To passing observers, cattle ranching may inaccurately appear to be a somewhat passive activity when grass is abundant, with ranchers’ direct involvements with their cattle seemingly casual, but it is significantly not casual during leaner times of the year, as cattle’s ravenous appetites must be supplemented. The bulk of wintertime supplement is hay, and ranchers’ summer haying operations are what predator hunters should capitalize on during June.

Let’s consider that the rancher drives the tractor with the mower attached into the outer edge of the hay field and begins mowing the tall grass, lapping the field in ever-smaller concentric circles until finally reaching its center, and how that affects some the field’s lower inhabitants like mice and rabbits. As the cutting begins, smaller prey species have two survival options, escape left or right. However, the subsequent laps around the field make June coyote hunting in the hayfields worthwhile, as those smaller preys’ choices are then only in the direction of the tall, uncut cover, which is getting smaller with each lap, until finally the last uncut grass—along with the mice, and rabbits—are cut in the middle of the field.

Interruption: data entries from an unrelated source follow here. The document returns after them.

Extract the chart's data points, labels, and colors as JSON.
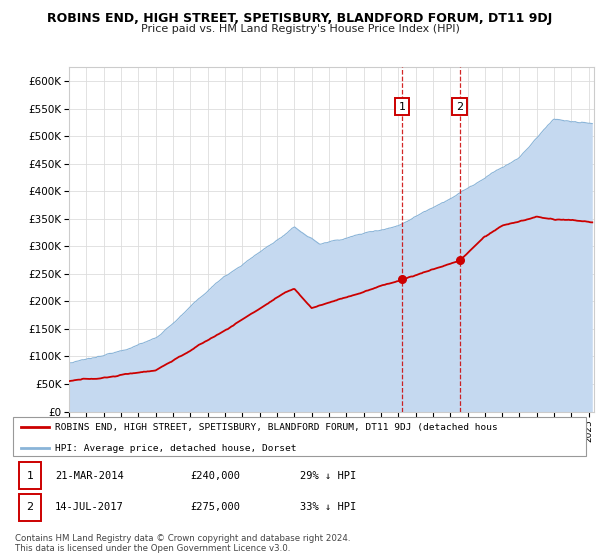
{
  "title": "ROBINS END, HIGH STREET, SPETISBURY, BLANDFORD FORUM, DT11 9DJ",
  "subtitle": "Price paid vs. HM Land Registry's House Price Index (HPI)",
  "hpi_label": "HPI: Average price, detached house, Dorset",
  "property_label": "ROBINS END, HIGH STREET, SPETISBURY, BLANDFORD FORUM, DT11 9DJ (detached hous",
  "footer": "Contains HM Land Registry data © Crown copyright and database right 2024.\nThis data is licensed under the Open Government Licence v3.0.",
  "sales": [
    {
      "date_num": 2014.22,
      "price": 240000,
      "label": "1",
      "date_str": "21-MAR-2014",
      "pct": "29% ↓ HPI"
    },
    {
      "date_num": 2017.54,
      "price": 275000,
      "label": "2",
      "date_str": "14-JUL-2017",
      "pct": "33% ↓ HPI"
    }
  ],
  "hpi_color": "#c5d9f0",
  "hpi_line_color": "#8ab4d8",
  "property_color": "#cc0000",
  "sale_marker_color": "#cc0000",
  "vline_color": "#cc0000",
  "box_color": "#cc0000",
  "ylim": [
    0,
    625000
  ],
  "yticks": [
    0,
    50000,
    100000,
    150000,
    200000,
    250000,
    300000,
    350000,
    400000,
    450000,
    500000,
    550000,
    600000
  ],
  "background_color": "#ffffff",
  "grid_color": "#dddddd",
  "xlim_start": 1995,
  "xlim_end": 2025.3
}
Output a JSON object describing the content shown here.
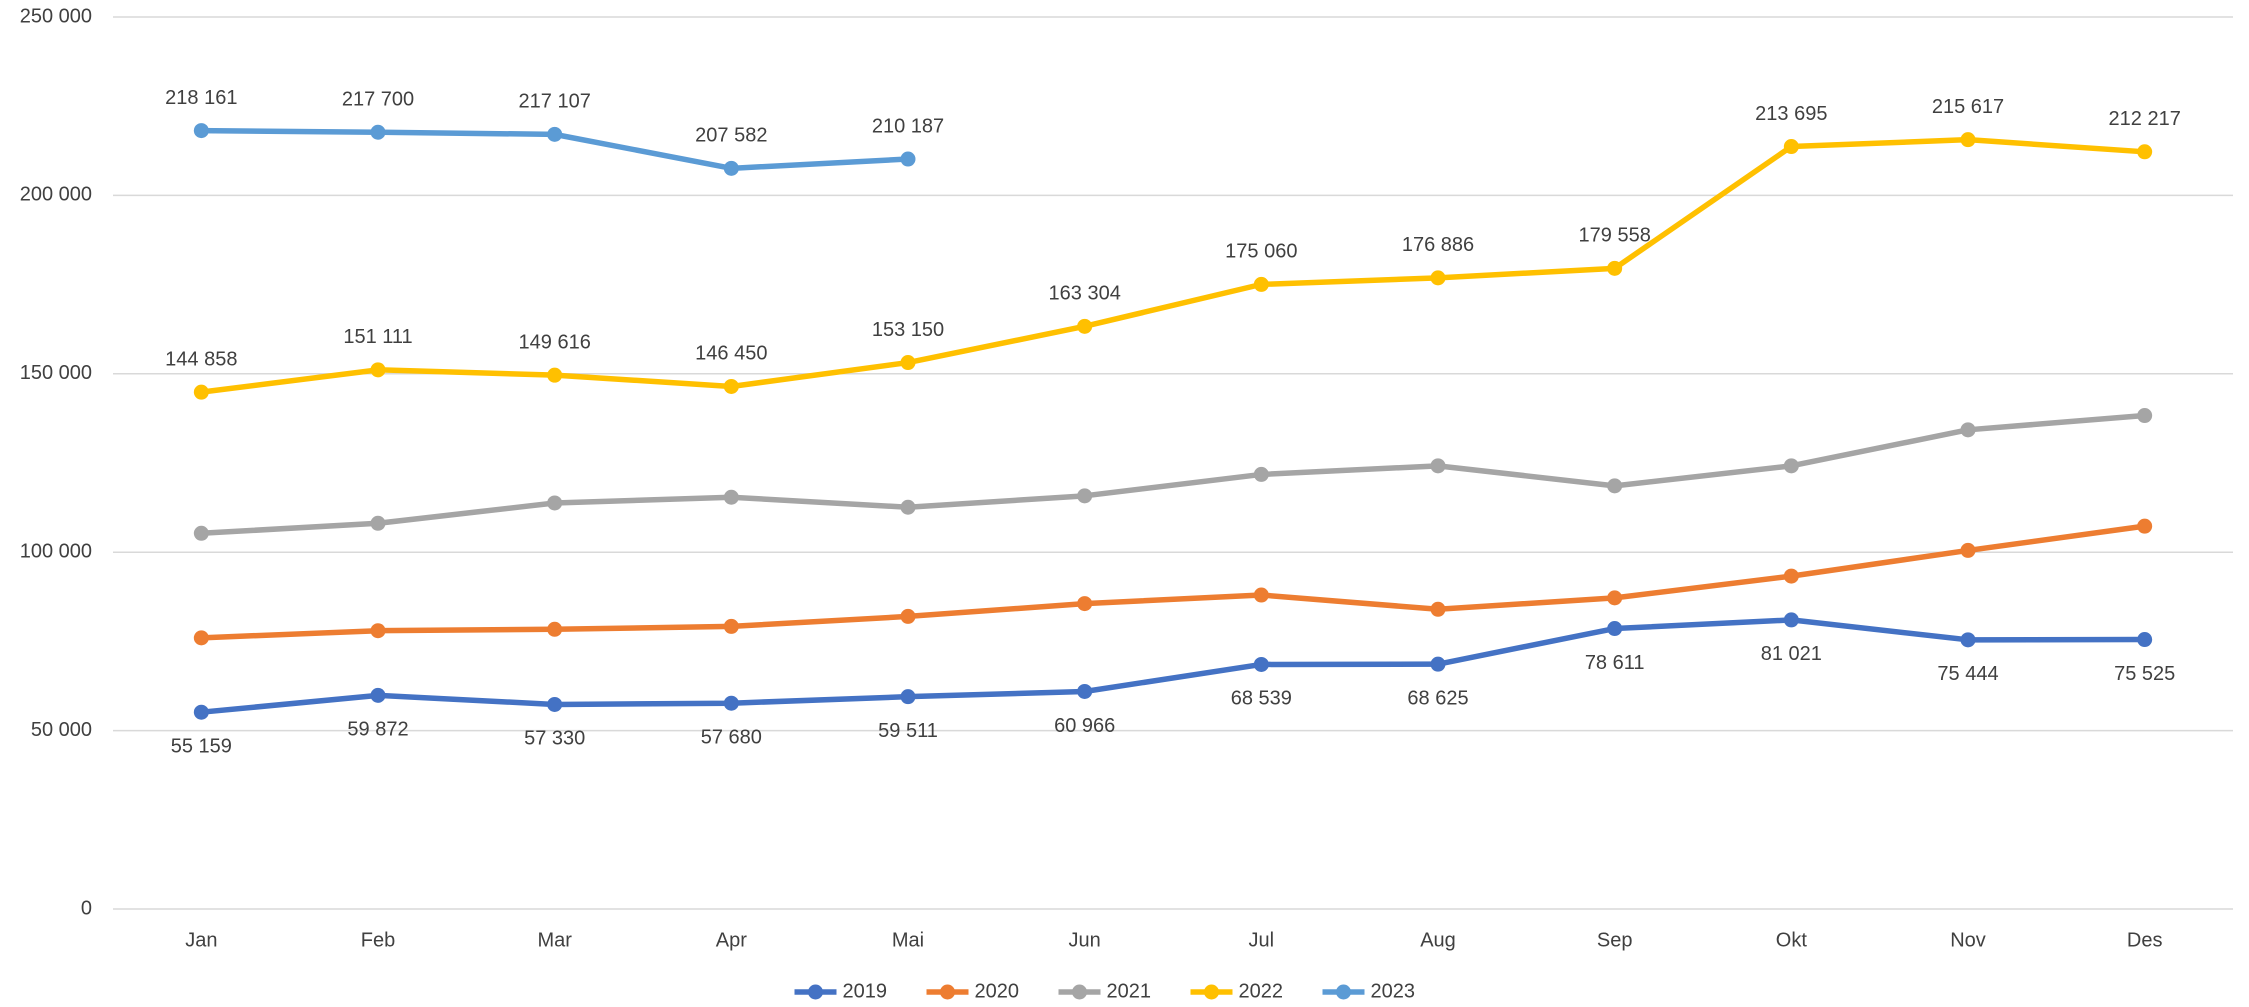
{
  "chart_data": {
    "type": "line",
    "categories": [
      "Jan",
      "Feb",
      "Mar",
      "Apr",
      "Mai",
      "Jun",
      "Jul",
      "Aug",
      "Sep",
      "Okt",
      "Nov",
      "Des"
    ],
    "ylim": [
      0,
      250000
    ],
    "yticks": [
      0,
      {
        "value": 50000,
        "label": "50 000"
      },
      {
        "value": 100000,
        "label": "100 000"
      },
      {
        "value": 150000,
        "label": "150 000"
      },
      {
        "value": 200000,
        "label": "200 000"
      },
      {
        "value": 250000,
        "label": "250 000"
      }
    ],
    "grid": true,
    "legend": "bottom",
    "series": [
      {
        "name": "2019",
        "color": "#4472c4",
        "label_position": "below",
        "values": [
          55159,
          59872,
          57330,
          57680,
          59511,
          60966,
          68539,
          68625,
          78611,
          81021,
          75444,
          75525
        ],
        "value_labels": [
          "55 159",
          "59 872",
          "57 330",
          "57 680",
          "59 511",
          "60 966",
          "68 539",
          "68 625",
          "78 611",
          "81 021",
          "75 444",
          "75 525"
        ]
      },
      {
        "name": "2020",
        "color": "#ed7d31",
        "values": [
          76000,
          78000,
          78400,
          79200,
          82000,
          85600,
          88000,
          84000,
          87200,
          93300,
          100500,
          107300
        ]
      },
      {
        "name": "2021",
        "color": "#a5a5a5",
        "values": [
          105300,
          108100,
          113800,
          115400,
          112600,
          115800,
          121800,
          124200,
          118600,
          124200,
          134300,
          138300
        ]
      },
      {
        "name": "2022",
        "color": "#ffc000",
        "label_position": "above",
        "values": [
          144858,
          151111,
          149616,
          146450,
          153150,
          163304,
          175060,
          176886,
          179558,
          213695,
          215617,
          212217
        ],
        "value_labels": [
          "144 858",
          "151 111",
          "149 616",
          "146 450",
          "153 150",
          "163 304",
          "175 060",
          "176 886",
          "179 558",
          "213 695",
          "215 617",
          "212 217"
        ]
      },
      {
        "name": "2023",
        "color": "#5b9bd5",
        "label_position": "above",
        "values": [
          218161,
          217700,
          217107,
          207582,
          210187,
          null,
          null,
          null,
          null,
          null,
          null,
          null
        ],
        "value_labels": [
          "218 161",
          "217 700",
          "217 107",
          "207 582",
          "210 187",
          null,
          null,
          null,
          null,
          null,
          null,
          null
        ]
      }
    ]
  }
}
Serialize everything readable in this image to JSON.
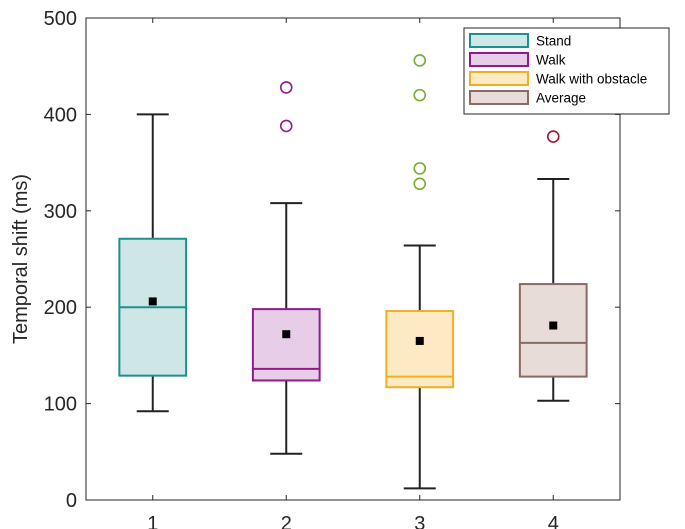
{
  "chart_data": {
    "type": "box",
    "title": "",
    "xlabel": "",
    "ylabel": "Temporal shift (ms)",
    "ylim": [
      0,
      500
    ],
    "yticks": [
      0,
      100,
      200,
      300,
      400,
      500
    ],
    "categories": [
      "1",
      "2",
      "3",
      "4"
    ],
    "grid": false,
    "legend": "top-right",
    "series": [
      {
        "name": "Stand",
        "color": "#1a9090",
        "fill": "#cfe6e6",
        "whisker_low": 92,
        "q1": 129,
        "median": 200,
        "q3": 271,
        "whisker_high": 400,
        "mean": 206,
        "outliers": []
      },
      {
        "name": "Walk",
        "color": "#8e1a8e",
        "fill": "#e8cde8",
        "whisker_low": 48,
        "q1": 124,
        "median": 136,
        "q3": 198,
        "whisker_high": 308,
        "mean": 172,
        "outliers": [
          388,
          428
        ]
      },
      {
        "name": "Walk with obstacle",
        "color": "#edb120",
        "fill": "#fde9c4",
        "whisker_low": 12,
        "q1": 117,
        "median": 128,
        "q3": 196,
        "whisker_high": 264,
        "mean": 165,
        "outliers": [
          328,
          344,
          420,
          456
        ],
        "outlier_color": "#77ac30"
      },
      {
        "name": "Average",
        "color": "#8a6a62",
        "fill": "#e8dcd8",
        "whisker_low": 103,
        "q1": 128,
        "median": 163,
        "q3": 224,
        "whisker_high": 333,
        "mean": 181,
        "outliers": [
          377
        ],
        "outlier_color": "#a2142f"
      }
    ]
  }
}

This appetizer from the big meal wagon, served courtesy of the haying operations, are opportune for summer coyote hunting. Once the tractor commotion has quieted in the freshly mowed fields, coyotes can be occasionally observed in broad daylight standing mid-field feeding on fresh carrion and catching the concentrated mice. If using an e-call, it works best to place it mid-field, lightly covered with grass clippings and co-locate an optional tail-spinner. Then retreat to a shaded over-watch position with the best view of the field’s edges. Mouse squeaks or baby cottontail are effective distress sounds while observing all that is happening.

Next month, the strategy main course is served. Meanwhile, June is a great month for enjoying this appetizer, and anytime is a great time to tell others, “Thank you.”